Recall that a private aircraft belonging to Oritsejafor last month conveyed some unnamed persons and cash to South Africa, with the aim of purchasing arms from the black market to help bolster Nigeria’s fight against insurgency in the North-East.
But following the seizure of the $9.3 million cash meant to finance the deal by South African authorities and the initial slow response of the government to the issue, there were widespread speculations in the media that the CAN president was a financier of insurgency in the country.
There were also speculations that one of the two Nigerians aboard the aircraft, which was briefly detained in South Africa alongside an Israeli security consultant, was the former Niger Delta militant.
But the panel, whose members’ identities were kept secret last night, said it was statutory and legitimate for the Office of the National Security Adviser (ONSA) to issue end-user certificate for arms transactions and therefore, dismissed the speculation that the deal was illegal.
According to an impeccable source in Abuja, the panel had submitted its findings to the Presidency.
PRNigeria, a media outfit with close affiliation to Nigeria’s security agencies, released a statement on Tuesday night confirming the development.
The statement said: “A Special Team, comprising security agents, intelligence experts and officials of the Ministry of Foreign Affairs has investigated the $9.3m cash-for- arms deal and submitted its report to the Presidency.
“The committee confirmed that the President of the Christian Association of Nigeria, Pastor Ayo Oritsejafor, had no connection with the transaction.
“It was true that the CAN President’s jet was used, but we found out that it was without his knowledge. As at the time in question, the aircraft was on lease. And you may be aware that the lease trend is peculiar to private jet owners in the country.
“It is the view of the committee that Oritsejafor cannot be held liable for any shuttle made by a lease firm.
“As for the manifest of the plane, the committee also discovered that the Niger Delta activist, Mujaheedin Asari-Dokubo, was not among those on board the transaction aircraft. There was no mention of Dokubo in the manifest presented during the investigation”.
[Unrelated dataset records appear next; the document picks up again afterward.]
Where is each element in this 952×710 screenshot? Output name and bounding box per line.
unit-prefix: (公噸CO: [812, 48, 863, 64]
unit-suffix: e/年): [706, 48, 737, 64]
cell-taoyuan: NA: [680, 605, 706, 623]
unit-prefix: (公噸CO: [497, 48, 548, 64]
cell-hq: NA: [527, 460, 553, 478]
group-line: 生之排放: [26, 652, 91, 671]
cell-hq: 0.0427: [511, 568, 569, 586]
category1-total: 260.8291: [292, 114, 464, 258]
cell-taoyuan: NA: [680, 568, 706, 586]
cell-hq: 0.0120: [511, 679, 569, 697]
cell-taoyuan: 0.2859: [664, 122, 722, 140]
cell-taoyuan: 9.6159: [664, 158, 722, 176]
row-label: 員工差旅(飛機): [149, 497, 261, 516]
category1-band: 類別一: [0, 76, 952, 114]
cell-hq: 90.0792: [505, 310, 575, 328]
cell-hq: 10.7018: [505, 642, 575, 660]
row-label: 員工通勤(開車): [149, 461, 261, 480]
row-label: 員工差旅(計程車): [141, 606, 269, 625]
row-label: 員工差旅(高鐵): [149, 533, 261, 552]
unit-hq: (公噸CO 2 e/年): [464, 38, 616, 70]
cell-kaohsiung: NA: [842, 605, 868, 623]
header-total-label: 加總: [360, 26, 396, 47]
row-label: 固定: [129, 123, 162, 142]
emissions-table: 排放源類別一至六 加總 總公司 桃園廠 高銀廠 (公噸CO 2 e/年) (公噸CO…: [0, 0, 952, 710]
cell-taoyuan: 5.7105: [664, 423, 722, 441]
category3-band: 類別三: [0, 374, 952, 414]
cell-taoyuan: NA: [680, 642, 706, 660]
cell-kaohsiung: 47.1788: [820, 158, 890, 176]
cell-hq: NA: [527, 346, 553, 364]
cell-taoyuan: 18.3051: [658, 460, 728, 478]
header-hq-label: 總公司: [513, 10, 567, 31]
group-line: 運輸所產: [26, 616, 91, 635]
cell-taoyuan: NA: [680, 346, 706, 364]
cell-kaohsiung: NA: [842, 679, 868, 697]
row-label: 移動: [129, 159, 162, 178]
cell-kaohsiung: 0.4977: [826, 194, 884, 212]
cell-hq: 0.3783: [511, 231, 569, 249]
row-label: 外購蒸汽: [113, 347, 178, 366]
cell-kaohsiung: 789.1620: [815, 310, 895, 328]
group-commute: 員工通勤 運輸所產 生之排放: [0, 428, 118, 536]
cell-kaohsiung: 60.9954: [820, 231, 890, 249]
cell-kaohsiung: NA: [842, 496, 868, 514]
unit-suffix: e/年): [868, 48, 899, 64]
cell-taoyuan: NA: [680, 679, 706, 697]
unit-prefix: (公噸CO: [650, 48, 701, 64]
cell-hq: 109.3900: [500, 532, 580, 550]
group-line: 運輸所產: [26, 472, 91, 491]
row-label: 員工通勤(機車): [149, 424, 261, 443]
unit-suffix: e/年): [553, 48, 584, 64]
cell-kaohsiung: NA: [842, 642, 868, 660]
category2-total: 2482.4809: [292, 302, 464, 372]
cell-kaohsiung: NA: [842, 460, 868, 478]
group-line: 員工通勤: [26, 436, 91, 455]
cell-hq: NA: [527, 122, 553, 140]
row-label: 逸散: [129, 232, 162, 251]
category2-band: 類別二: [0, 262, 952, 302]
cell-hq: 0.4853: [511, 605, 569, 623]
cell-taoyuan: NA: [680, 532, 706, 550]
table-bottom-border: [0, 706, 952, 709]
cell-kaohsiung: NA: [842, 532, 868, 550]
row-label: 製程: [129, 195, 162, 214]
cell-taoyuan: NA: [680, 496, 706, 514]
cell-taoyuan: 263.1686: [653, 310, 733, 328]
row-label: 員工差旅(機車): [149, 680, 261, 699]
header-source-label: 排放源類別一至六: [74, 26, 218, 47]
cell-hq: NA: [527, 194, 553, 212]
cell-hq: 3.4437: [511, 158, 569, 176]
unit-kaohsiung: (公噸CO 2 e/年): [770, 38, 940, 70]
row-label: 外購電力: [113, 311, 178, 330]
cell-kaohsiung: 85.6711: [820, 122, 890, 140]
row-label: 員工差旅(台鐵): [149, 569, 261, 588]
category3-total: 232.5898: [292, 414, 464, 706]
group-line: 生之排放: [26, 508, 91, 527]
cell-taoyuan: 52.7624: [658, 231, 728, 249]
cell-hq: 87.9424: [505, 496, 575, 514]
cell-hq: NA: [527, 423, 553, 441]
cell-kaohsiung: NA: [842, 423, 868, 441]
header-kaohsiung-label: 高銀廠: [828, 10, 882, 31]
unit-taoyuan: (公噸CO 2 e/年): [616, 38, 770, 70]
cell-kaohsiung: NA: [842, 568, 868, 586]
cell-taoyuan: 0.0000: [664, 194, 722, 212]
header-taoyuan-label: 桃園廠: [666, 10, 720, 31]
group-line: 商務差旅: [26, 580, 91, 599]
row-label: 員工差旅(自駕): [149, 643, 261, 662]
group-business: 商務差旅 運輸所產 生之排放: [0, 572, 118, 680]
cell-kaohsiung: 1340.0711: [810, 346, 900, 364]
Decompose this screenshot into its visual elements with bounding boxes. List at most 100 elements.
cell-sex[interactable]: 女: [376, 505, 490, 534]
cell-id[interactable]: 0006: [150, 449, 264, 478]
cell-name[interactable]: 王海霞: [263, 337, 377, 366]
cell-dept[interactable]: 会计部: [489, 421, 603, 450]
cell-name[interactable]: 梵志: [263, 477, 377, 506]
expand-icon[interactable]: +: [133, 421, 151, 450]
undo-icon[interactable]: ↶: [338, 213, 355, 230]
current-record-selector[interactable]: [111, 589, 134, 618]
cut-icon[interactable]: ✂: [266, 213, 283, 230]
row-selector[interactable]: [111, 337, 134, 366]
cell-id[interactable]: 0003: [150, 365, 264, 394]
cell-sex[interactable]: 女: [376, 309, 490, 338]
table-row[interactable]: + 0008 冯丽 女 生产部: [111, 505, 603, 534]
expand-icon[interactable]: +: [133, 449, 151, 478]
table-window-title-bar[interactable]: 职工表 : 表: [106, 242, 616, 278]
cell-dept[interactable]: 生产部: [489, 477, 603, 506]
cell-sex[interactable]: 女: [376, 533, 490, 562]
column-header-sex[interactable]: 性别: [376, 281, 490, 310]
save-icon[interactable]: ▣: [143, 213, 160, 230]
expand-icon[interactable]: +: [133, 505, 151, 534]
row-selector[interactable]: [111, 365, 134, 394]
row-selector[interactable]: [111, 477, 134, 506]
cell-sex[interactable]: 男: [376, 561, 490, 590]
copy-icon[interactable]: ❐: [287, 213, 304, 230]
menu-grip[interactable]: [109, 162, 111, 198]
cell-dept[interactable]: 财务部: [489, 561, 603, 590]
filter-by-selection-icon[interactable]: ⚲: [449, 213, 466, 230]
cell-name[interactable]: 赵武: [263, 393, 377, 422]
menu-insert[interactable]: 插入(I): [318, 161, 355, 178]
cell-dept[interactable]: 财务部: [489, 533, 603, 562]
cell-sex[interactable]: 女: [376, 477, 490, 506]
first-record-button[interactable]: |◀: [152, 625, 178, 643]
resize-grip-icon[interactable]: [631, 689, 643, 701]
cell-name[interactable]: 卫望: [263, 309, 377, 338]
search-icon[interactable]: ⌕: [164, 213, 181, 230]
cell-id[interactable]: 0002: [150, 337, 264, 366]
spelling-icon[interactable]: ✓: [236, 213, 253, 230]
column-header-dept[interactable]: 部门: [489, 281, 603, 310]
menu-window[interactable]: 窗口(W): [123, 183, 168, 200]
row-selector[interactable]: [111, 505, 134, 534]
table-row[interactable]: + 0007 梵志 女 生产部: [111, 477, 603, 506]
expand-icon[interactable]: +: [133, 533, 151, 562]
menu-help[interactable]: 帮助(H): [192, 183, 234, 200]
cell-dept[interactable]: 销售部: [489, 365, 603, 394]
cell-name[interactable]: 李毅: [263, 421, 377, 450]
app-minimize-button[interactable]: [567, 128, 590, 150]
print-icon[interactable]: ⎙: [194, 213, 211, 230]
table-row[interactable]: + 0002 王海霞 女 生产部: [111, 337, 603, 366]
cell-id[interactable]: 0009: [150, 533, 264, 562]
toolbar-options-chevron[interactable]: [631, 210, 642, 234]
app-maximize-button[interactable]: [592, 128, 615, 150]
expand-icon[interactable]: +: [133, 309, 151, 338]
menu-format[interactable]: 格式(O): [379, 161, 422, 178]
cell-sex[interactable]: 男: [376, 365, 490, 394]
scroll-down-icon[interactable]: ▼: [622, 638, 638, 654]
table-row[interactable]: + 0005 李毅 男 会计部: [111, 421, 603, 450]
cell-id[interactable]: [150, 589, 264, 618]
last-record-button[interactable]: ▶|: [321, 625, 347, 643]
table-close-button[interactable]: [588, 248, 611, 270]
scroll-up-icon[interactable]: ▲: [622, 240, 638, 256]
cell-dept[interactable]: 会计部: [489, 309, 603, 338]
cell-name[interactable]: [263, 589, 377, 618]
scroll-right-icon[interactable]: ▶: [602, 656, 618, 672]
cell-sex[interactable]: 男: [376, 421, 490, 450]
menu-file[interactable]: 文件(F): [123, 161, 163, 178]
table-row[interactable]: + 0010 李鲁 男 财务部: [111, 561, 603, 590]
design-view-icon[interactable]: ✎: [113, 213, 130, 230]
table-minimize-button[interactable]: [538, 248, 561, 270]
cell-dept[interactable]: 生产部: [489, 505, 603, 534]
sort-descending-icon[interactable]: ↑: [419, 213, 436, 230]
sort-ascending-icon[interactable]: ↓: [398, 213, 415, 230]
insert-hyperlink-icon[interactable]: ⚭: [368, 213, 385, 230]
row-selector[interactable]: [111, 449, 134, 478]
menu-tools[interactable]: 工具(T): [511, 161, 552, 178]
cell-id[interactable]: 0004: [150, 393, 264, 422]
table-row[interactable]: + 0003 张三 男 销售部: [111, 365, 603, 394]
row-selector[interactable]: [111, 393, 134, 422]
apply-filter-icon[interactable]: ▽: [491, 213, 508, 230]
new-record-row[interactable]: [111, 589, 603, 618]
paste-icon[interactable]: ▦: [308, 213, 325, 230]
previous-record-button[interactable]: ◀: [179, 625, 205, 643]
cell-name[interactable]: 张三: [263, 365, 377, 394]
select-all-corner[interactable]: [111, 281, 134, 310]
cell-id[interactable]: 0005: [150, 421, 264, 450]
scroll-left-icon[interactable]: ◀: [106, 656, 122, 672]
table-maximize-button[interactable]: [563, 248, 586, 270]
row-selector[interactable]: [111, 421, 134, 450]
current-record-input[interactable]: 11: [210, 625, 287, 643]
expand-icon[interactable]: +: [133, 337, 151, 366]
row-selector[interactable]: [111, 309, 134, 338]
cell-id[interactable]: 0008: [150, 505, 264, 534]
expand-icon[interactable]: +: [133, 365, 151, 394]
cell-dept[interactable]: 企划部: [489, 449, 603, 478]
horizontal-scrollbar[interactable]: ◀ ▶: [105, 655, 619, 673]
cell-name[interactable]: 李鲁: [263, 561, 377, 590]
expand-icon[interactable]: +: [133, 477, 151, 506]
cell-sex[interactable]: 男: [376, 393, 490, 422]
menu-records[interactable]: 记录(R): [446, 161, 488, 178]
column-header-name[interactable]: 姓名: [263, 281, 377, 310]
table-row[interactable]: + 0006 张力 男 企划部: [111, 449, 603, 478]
The statement added: “The committee’s findings revealed that the Office of the National Security Adviser (ONSA) has the statutory and legitimate mandate to issue end-user certificate for such arms transactions. The imputations surrounding the role of the ONSA were unfounded, baseless and ill-motivated.
“The decision of South Africa to return $15million to Nigeria lent credence to the legality of the transaction. Certainly, Nigeria had no case to answer”.